Hospitality Investors Trust - Served as debtor’s counsel in the prepackaged chapter 11 bankruptcy of Hospitality Investors Trust, a 101 hotel REIT.  The chapter 11 plan provided for conversion of preferred stock to 100% of the common equity, and distributed contingent value rights to the prefiling (old) common equityholders.

ITT Educational Services  -  Represented the Chapter 7 Trustee overseeing the liquidation of one of the nation’s largest for-profit colleges, ITT Technical Institute, which had, prior to closing, 139 locations in 48 states.  Closely following the closure of ITT Tech in early September, Jeff was enlisted as the Trustee’s general bankruptcy counsel to assist the Trustee in responding to regulatory actions brought by the U.S. Securities & Exchange Commission, the Consumer Finance Protection Bureau and various state attorneys general, pursue fraudulent conveyance and preference avoidance actions and other claims against certain of ITT students’ former lenders, the Department of Education and other third parties. He also represents the Trustee in defending, and ultimately settling, a $1.5 billion ITT students’ class action lawsuit.
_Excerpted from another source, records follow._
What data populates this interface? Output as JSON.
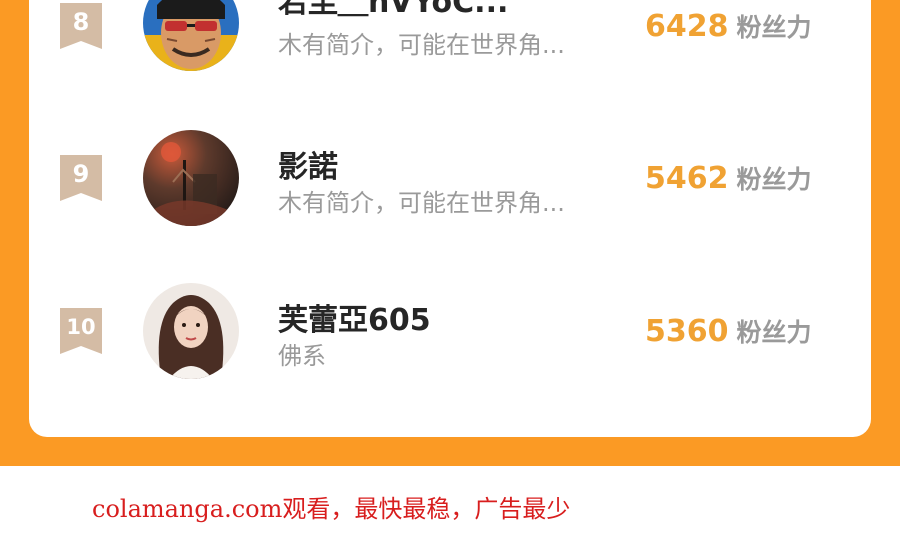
{
  "leaderboard": {
    "entries": [
      {
        "rank": "8",
        "name": "若尘＿nVYoC...",
        "bio": "木有简介，可能在世界角...",
        "fans": "6428",
        "fans_unit": "粉丝力"
      },
      {
        "rank": "9",
        "name": "影諾",
        "bio": "木有简介，可能在世界角...",
        "fans": "5462",
        "fans_unit": "粉丝力"
      },
      {
        "rank": "10",
        "name": "芙蕾亞605",
        "bio": "佛系",
        "fans": "5360",
        "fans_unit": "粉丝力"
      }
    ]
  },
  "footer": {
    "text": "colamanga.com观看，最快最稳，广告最少"
  },
  "colors": {
    "page_orange": "#fb9a24",
    "fans_orange": "#f0a233",
    "badge_tan": "#d4bca5",
    "footer_red": "#d81e1e"
  }
}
Velocity Holding Company, Inc. (MAG)  - Served as debtors’ counsel to MAG, a national integrated distributor of aftermarket motor sports products which filed a pre-arranged chapter 11 case in Delaware.  The case is set for confirmation and MAG is expected to emerge from its chapter 11 case within 140 days after the petition date.

The Budd Company - Served as debtor’s counsel to The Budd Company, a former supplier to the automotive industry, which filed for chapter 11 bankruptcy protection in the U.S. Bankruptcy Court for the Northern District of Illinois in March 2014. The company, which ceased manufacturing operations in 2006, has obligations consisting largely of medical and other benefits to approximately 10,000 retirees and environmental and asbestos liabilities. The complex case involves multiple constituents. Confirmation of the plan or reorganization is expected to take place in June 2016.

Energy Future Holdings Corp. (EFH) - Served as co-debtors’ counsel in the chapter 11 bankruptcy of EFH, the largest generator, distributor and certified retail provider of electricity in Texas. With more than $49 billion in liabilities and $36 billion in assets, EFH and its affiliated debtors’ chapter 11 cases are the largest operating chapter 11 cases ever filed in Delaware and the seventh largest chapter 11 cases filed. EFH commenced reorganization under chapter 11 of the U.S. Bankruptcy Code on April 29, 2014.

Ocala Funding - Represented Ocala Funding, which was a wholly owned subsidiary of Taylor Bean & Whitaker Mortgage Corp., in its chapter 11 case. Taylor Bean created and then subsequently operated the special-purpose entity subsidiary that was a conduit that purchased its home loans and bundled them into securities, which it then sold to Freddie Mac and other investors. It funded the mortgage loan business by selling $1.75 billion of asset-backed commercial paper short-term notes to Deutsche Bank and the mortgage subsidiary of BNP Paribas. Deutsche Bank bought about $1.2 billion of the notes, and BNP had purchased about $480.7 million. Taylor Bean, once the largest mortgage lender in the U.S. not owned by a deposit-taking bank, sought bankruptcy protection in August 2009 in the U.S. Bankruptcy Court for the Central District of Florida after federal law enforcement raided its headquarters. Prosecutors discovered a fraud scheme and eventually secured several lengthy prison sentences for its executives.

Bayou Group of Hedge Funds – Was appointed as a Receiver for the failed hedge funds and then as the sole fiduciary for the debtor-in-possession in Bayou’s chapter 11 case devised and implemented a “clawback” litigation strategy to recover payments to certain investors in order to effectively equalize the harm to all investors that resulted from the Ponzi Scheme fraud.